View Full Version : A beautiful instrument in Halmstad, Sweden...

Dec-09-2005, 03:13
There is a gorgeous instrument in St. Nikolai Church in Halmstad, Sweden built by Pels & van Leeuwen. It is of 3-manuals/Pedal and 54 stops - no borrowed or duplexed stops anywhere. Sir Christopher Herrick recorded a CD on it recently and it has been rumored to be his favorite instrument of all that he has played on. The CD does not do justice to the beauty of the instrument, although the repertoire is excellently chosen and musically well performed as always by Maestro Herrick.

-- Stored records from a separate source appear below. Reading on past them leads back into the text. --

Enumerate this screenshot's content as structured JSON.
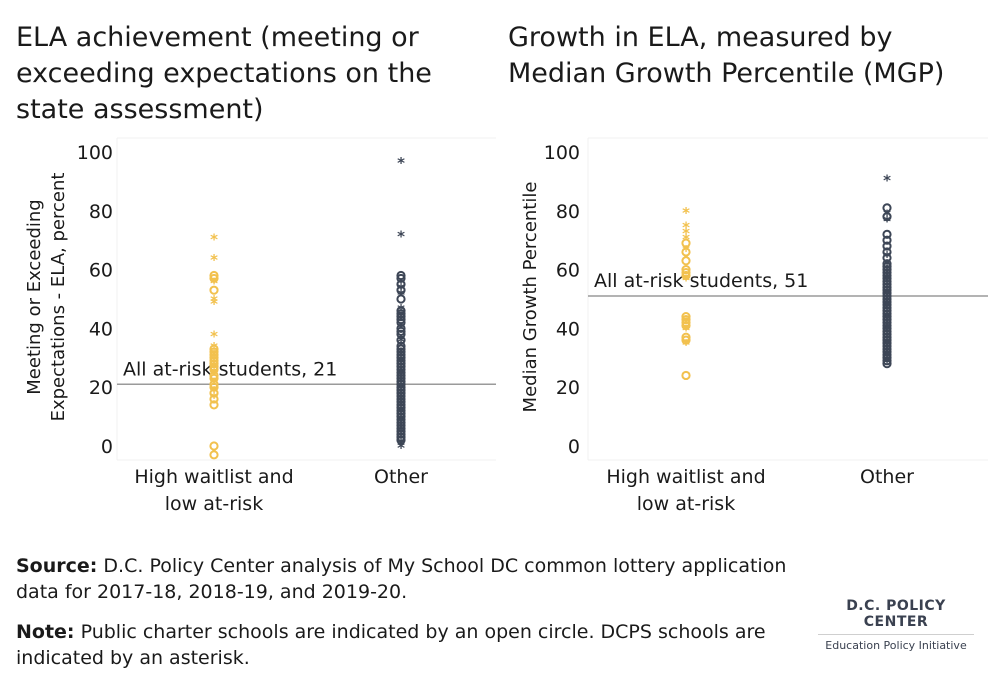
{
  "chart_data": [
    {
      "type": "scatter",
      "title": "ELA achievement (meeting or exceeding expectations on the state assessment)",
      "ylabel": "Meeting or Exceeding Expectations - ELA, percent",
      "categories": [
        "High waitlist and low at-risk",
        "Other"
      ],
      "ylim": [
        0,
        100
      ],
      "yticks": [
        "0",
        "20",
        "40",
        "60",
        "80",
        "100"
      ],
      "reference_line": {
        "value": 21,
        "label": "All at-risk students, 21"
      },
      "grid": false,
      "series": [
        {
          "category": "High waitlist and low at-risk",
          "color": "#f2c14e",
          "charter": [
            57,
            58,
            53,
            33,
            32,
            31,
            30,
            29,
            28,
            27,
            26,
            24,
            23,
            21,
            20,
            18,
            16,
            14,
            0,
            -3
          ],
          "dcps": [
            71,
            64,
            56,
            50,
            49,
            38,
            34,
            32,
            30,
            27,
            25,
            22,
            19,
            17
          ]
        },
        {
          "category": "Other",
          "color": "#3d4656",
          "charter": [
            58,
            57,
            55,
            53,
            50,
            46,
            45,
            44,
            43,
            42,
            40,
            39,
            38,
            36,
            34,
            33,
            32,
            31,
            30,
            29,
            28,
            27,
            26,
            25,
            24,
            23,
            22,
            21,
            20,
            19,
            18,
            17,
            16,
            15,
            14,
            13,
            12,
            11,
            10,
            9,
            8,
            7,
            6,
            5,
            4,
            3,
            2
          ],
          "dcps": [
            97,
            72,
            54,
            52,
            47,
            45,
            36,
            29,
            25,
            20,
            12,
            9,
            5,
            1,
            0
          ]
        }
      ]
    },
    {
      "type": "scatter",
      "title": "Growth in ELA, measured by Median Growth Percentile (MGP)",
      "ylabel": "Median Growth Percentile",
      "categories": [
        "High waitlist and low at-risk",
        "Other"
      ],
      "ylim": [
        0,
        100
      ],
      "yticks": [
        "0",
        "20",
        "40",
        "60",
        "80",
        "100"
      ],
      "reference_line": {
        "value": 51,
        "label": "All at-risk students, 51"
      },
      "grid": false,
      "series": [
        {
          "category": "High waitlist and low at-risk",
          "color": "#f2c14e",
          "charter": [
            69,
            66,
            63,
            60,
            59,
            58,
            44,
            43,
            42,
            41,
            37,
            36,
            24
          ],
          "dcps": [
            80,
            75,
            73,
            71,
            67,
            57,
            43,
            40,
            35
          ]
        },
        {
          "category": "Other",
          "color": "#3d4656",
          "charter": [
            81,
            78,
            72,
            70,
            68,
            66,
            64,
            62,
            61,
            60,
            59,
            58,
            57,
            56,
            55,
            54,
            53,
            52,
            51,
            50,
            49,
            48,
            47,
            46,
            45,
            44,
            43,
            42,
            41,
            40,
            39,
            38,
            37,
            36,
            35,
            34,
            33,
            32,
            31,
            30,
            29,
            28
          ],
          "dcps": [
            91,
            79,
            77,
            65,
            62,
            57,
            52,
            48,
            44,
            40,
            35,
            31,
            29
          ]
        }
      ]
    }
  ],
  "footer": {
    "source_label": "Source:",
    "source_text": " D.C. Policy Center analysis of My School DC common lottery application data for 2017-18, 2018-19, and 2019-20.",
    "note_label": "Note:",
    "note_text": " Public charter schools are indicated by an open circle. DCPS schools are indicated by an asterisk."
  },
  "brand": {
    "org": "D.C. POLICY CENTER",
    "initiative": "Education Policy Initiative"
  }
}
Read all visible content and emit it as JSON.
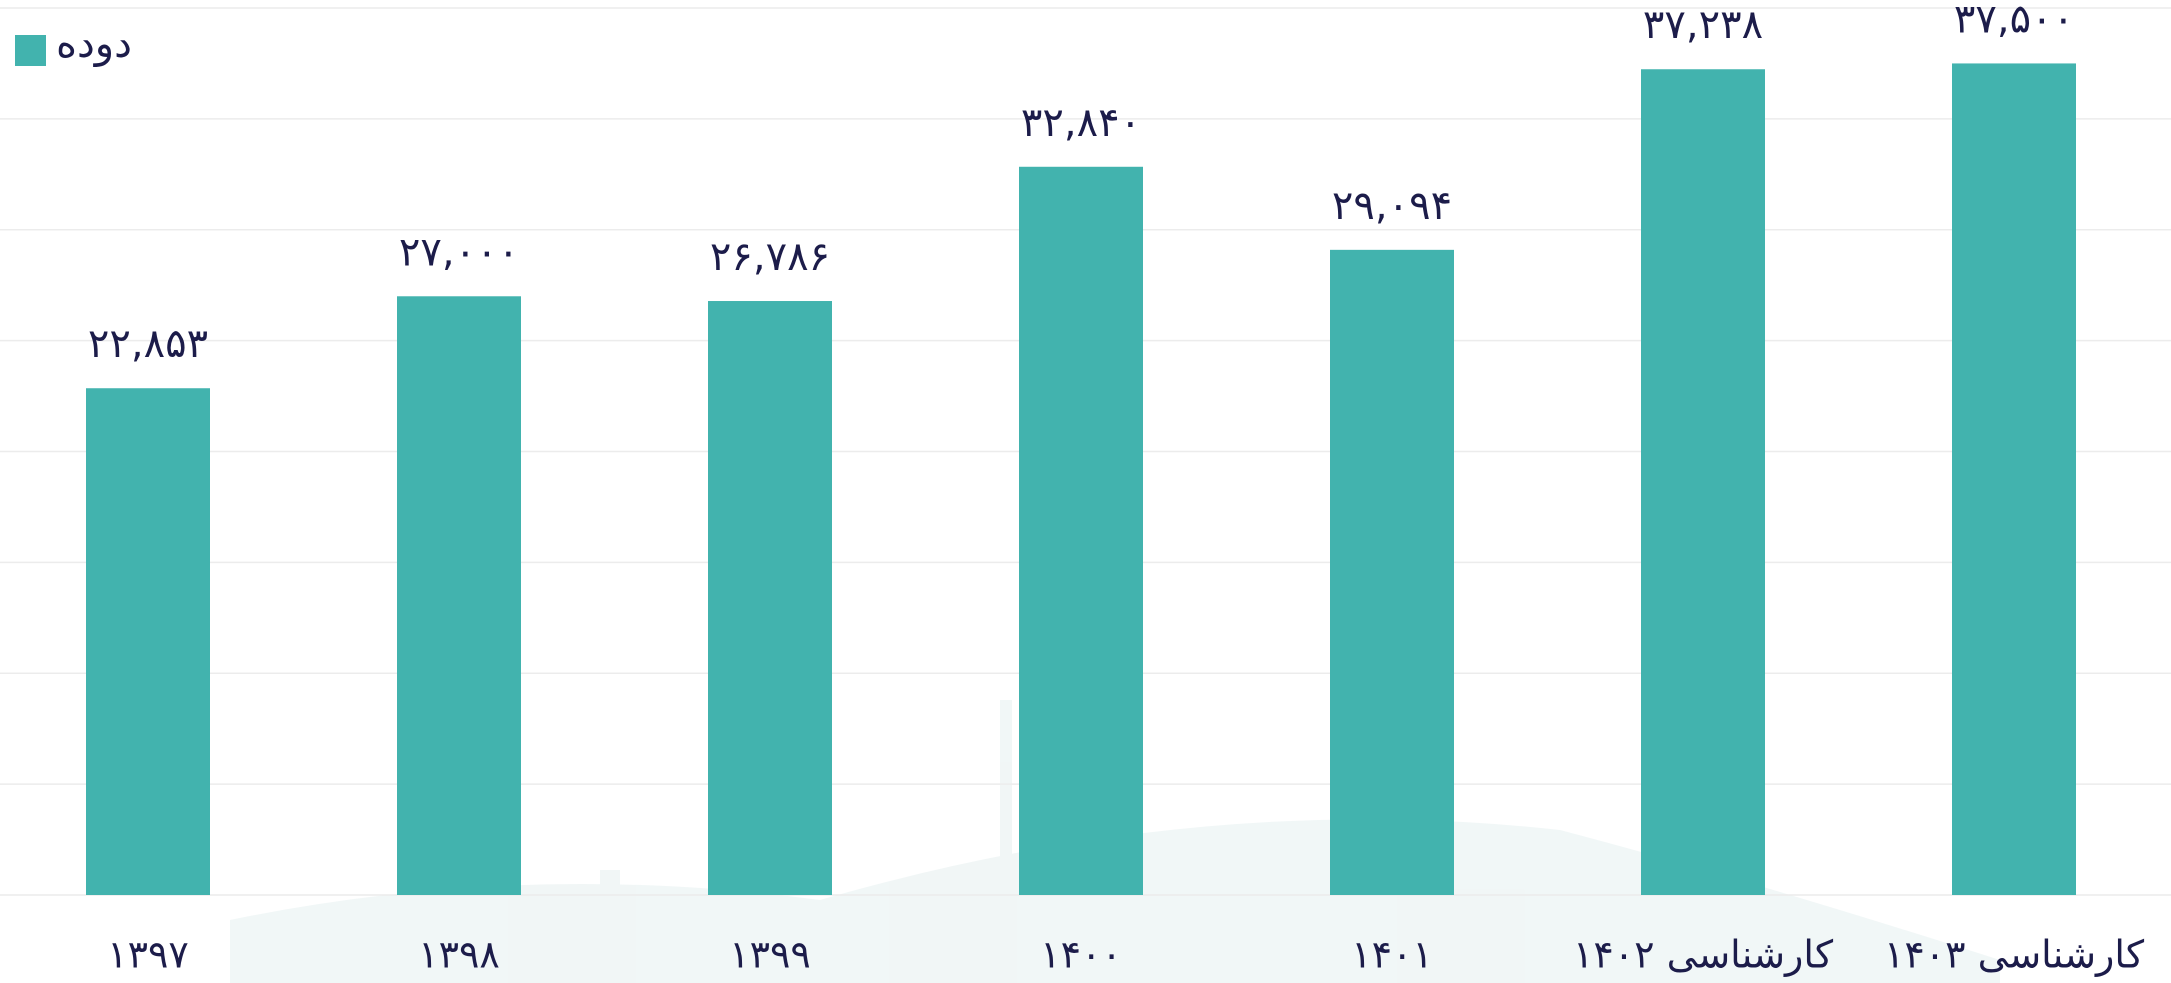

Here's the stoplist - just scroll down to it:http://www.nikolai.halmstad.net/orgel.htm


Giovanni https://www.magle.dk/ubbthreads/images/graemlins/smile.gif

Thomas Dressler
Dec-09-2005, 07:42
That is a very interesting looking organ! It has a German-Baroque-looking case, but a French-Romantic-looking stoplist. From the picture, it also looks like a nice room. Have you seen it in person or played on it?

Dec-09-2005, 09:42
I played a short program on it last year - Tournemire and Bach - I can freely say it's about as close to a Cavaille-Coll sound as one can get. One of the earliest voicers at the firm had been a close disciple of Grand Maitre Aristide C-C. Rumor has it that he had some copies of scaling lists, pipe construction diagrams and many other goodies at his disposal. It is a real gem of such a rare quality and seriousness of purpose - It does Bach as well as it does Tournemire or Vierne or Dupre or Messiaen or Buxtehude or whomever's music you wish to play.



Thomas Dressler
Dec-14-2005, 07:46
I've been one to say on occasion that a well designed instrument with a lot of integrity in its style will play other music nicely, if not with the sounds the composer had in his ear. I have some old records of Marcel Dupre playing Bach at St. Sulpice, and I enjoy those recordings very much. This sounds like a wonderful instrument based on your enthusiasm! Lucky you to have the chance to play it!


Dec-17-2005, 08:32
Dear Mr. Dressler,

I understand that you are an organ scholar who appreciates quality. You speak of Dupre's Bach recordings at St. Sulpice - I wish I had them. St. Sulpice is my favorite instrument above all others. Yes, I like the Wanamaker, The Woolsey Hall organ and a few others but the unforced yet pervading sound of C-C at St. Sulpice just sends me https://www.magle.dk/ubbthreads/images/graemlins/grin.gif I recently acquired Daniel Roth's recording of "Ad Nos" at St. Sulpice - Ahhh - Splendiferous! A question for you, sir: Where did David Tannenberg get his skill in organbuilding? Also, did he not build a sizeable instrument for a Lutheran church in Pennsylvania?

Respectfully Yours,


Thomas Dressler
Dec-18-2005, 07:41
Dear Giovanni,

I love the recordings I have of the St. Sulpice organ, and I hope to get to hear it in person someday! What a lucky person Daniel Roth is! Years ago I spent a few hours with him in a car, driving him to the airport in New York. He was very nice and very interesting to talk to.

In my mind, St. Sulpice and the Cavaille-Coll organs are a different kind of instrument than the American Orchestral organs like Woolsey Hall and Wanamaker. I like all three instruments, but they play different music in very different ways. I, myself, tend to prefer Romantic instruments like St. Sulpice because I like the basis on a classical chorus. However, I find the Woolsey Hall organ to be a spectacular example of an orchestral organ.

You asked some questions near and dear to my heart when you brought up David Tannenberg!! Did you already know of my appreciation of his instruments? I'll start a new thread to answer your questions.


Thomas Dressler

Dec-18-2005, 19:01
Mr. Dressler,

I knew not of your expertise in Tannenberg's instruments. Yes, Daniel Roth is probably the luckiest man alive, having such a glorious instrument at his disposal, at St. Sulpice. He probably works his tush off with all the responsibility he has.